I am sure if you asked a number of people, you would get similar comments about hoardings not work that you get about social media. It is just another tool. But it is a tool that needs to be well run, but also needs to have a product, or policy, that people are willing to buy.
So what do I expect to see now that the election campaign is over, and the next one is starting for some? Parties will be trying to build profile and followers. I expect to see content from Labour and the Greens that will be aimed at getting followers to share it, to get more people on board. It will be content aimed at getting people to join the party. However what needs to be done is for parties and MPs to work together. To try and build wide spread networks of followers who will be willing to spread the message. It is all good and well MPs blindly retweeting graphics form the party account, but if they are graphics or tweets that don’t connect with their followers, is there any point? Take Raymond Huo as an example, I know he isn’t in Parliament now but bare with me. His constituency was the Chinese community, and to a lesser extent the new migrant community. Is there any point in him sharing a graphic about say Maori education polices?
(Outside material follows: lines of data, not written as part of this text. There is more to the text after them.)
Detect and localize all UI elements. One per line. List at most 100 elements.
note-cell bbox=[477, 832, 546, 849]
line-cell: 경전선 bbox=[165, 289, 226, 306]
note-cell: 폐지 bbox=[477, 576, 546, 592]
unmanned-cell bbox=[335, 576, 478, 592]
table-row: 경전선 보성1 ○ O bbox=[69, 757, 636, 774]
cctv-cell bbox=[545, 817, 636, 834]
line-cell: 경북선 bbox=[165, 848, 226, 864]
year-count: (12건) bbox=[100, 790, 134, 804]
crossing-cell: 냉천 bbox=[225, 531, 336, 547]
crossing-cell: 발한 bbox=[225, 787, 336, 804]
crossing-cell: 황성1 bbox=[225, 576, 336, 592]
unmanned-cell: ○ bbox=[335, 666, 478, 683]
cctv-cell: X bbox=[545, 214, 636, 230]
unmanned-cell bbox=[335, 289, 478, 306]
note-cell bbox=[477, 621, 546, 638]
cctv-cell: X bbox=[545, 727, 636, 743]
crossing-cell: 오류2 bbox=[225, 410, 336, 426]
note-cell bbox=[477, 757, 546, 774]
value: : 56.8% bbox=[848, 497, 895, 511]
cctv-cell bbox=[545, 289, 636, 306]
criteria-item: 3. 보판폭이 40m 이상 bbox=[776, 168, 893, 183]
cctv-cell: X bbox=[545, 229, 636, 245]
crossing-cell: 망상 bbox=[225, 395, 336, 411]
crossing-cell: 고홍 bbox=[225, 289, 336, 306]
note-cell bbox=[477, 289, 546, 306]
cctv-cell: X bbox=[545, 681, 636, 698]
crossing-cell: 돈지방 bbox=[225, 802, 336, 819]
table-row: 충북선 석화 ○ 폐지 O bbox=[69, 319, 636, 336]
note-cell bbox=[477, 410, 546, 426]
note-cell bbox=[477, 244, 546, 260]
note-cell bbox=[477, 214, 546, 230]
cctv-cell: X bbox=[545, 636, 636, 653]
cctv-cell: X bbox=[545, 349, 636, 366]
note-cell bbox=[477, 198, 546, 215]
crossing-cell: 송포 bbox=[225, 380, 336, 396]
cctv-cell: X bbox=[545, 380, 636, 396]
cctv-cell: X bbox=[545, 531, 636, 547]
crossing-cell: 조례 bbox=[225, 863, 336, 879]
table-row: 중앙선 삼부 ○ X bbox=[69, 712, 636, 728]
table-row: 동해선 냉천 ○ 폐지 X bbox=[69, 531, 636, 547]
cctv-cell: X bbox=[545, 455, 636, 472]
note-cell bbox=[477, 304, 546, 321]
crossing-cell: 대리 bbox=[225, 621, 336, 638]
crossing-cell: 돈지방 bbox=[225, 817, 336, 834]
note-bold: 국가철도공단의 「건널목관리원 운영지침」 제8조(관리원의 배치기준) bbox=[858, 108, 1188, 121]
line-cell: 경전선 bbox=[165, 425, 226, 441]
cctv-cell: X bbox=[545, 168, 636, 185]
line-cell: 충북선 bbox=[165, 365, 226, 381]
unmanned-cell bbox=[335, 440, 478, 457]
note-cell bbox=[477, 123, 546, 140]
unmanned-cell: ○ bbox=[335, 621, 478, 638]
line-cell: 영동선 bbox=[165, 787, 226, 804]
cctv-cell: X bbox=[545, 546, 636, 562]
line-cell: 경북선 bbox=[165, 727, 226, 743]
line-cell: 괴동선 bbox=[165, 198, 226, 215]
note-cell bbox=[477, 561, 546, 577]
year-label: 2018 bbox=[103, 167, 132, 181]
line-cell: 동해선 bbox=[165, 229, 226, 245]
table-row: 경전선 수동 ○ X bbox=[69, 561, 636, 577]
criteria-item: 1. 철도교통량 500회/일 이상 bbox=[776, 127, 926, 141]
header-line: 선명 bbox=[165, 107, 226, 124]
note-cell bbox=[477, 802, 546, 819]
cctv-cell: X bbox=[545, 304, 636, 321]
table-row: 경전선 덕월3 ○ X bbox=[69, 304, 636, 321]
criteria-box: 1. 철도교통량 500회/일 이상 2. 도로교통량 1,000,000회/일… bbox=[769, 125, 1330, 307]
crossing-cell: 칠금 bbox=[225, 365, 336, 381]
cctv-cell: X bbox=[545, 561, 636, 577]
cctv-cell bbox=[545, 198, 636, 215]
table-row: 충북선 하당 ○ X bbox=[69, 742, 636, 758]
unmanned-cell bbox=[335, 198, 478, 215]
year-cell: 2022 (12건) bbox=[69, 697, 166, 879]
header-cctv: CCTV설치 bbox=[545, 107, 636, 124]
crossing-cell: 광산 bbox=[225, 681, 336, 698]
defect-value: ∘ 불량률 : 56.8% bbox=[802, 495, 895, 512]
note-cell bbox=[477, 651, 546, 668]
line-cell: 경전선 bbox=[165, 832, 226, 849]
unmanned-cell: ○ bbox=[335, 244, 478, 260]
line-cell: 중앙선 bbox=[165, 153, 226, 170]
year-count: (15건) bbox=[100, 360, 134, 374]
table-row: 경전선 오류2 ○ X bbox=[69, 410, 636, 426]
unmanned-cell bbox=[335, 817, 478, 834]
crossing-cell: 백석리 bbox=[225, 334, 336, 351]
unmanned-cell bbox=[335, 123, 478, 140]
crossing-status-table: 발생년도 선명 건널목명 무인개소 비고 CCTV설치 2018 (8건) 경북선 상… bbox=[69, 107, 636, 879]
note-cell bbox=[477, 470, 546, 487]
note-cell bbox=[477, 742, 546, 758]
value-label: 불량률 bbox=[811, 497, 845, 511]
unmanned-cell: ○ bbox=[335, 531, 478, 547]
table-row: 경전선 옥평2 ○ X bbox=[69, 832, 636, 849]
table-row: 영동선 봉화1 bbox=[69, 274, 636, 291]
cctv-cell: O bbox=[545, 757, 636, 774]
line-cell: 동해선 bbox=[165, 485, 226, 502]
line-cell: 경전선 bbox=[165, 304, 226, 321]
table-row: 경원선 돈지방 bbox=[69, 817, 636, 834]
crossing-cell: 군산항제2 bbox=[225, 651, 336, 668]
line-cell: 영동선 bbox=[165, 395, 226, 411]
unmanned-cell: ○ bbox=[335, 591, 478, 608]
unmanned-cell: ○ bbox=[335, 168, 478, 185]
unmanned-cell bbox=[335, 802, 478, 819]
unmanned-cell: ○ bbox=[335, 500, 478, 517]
Would he not be better off sharing a graphic about something that is going to connect with the community he represents?
They also need to remember that social media is as much about listening and learning from your communities as it is about talking to them. Learn from parties elsewhere in the world and the commercial sector. Look at accounts that do well, that get a lot of engagement, see what they do and see if your party, or MPs, can do similar things.
If parties want to be able to generate any noticeable return from social media leading into the next election, they need to start working now. They need to plan who is going to try and connect with which constituency, and how they are going to do that, and they need to plan that now. There is no point in waiting for the next election cycle to come around. As the military would say, plan the fight and fight the plan.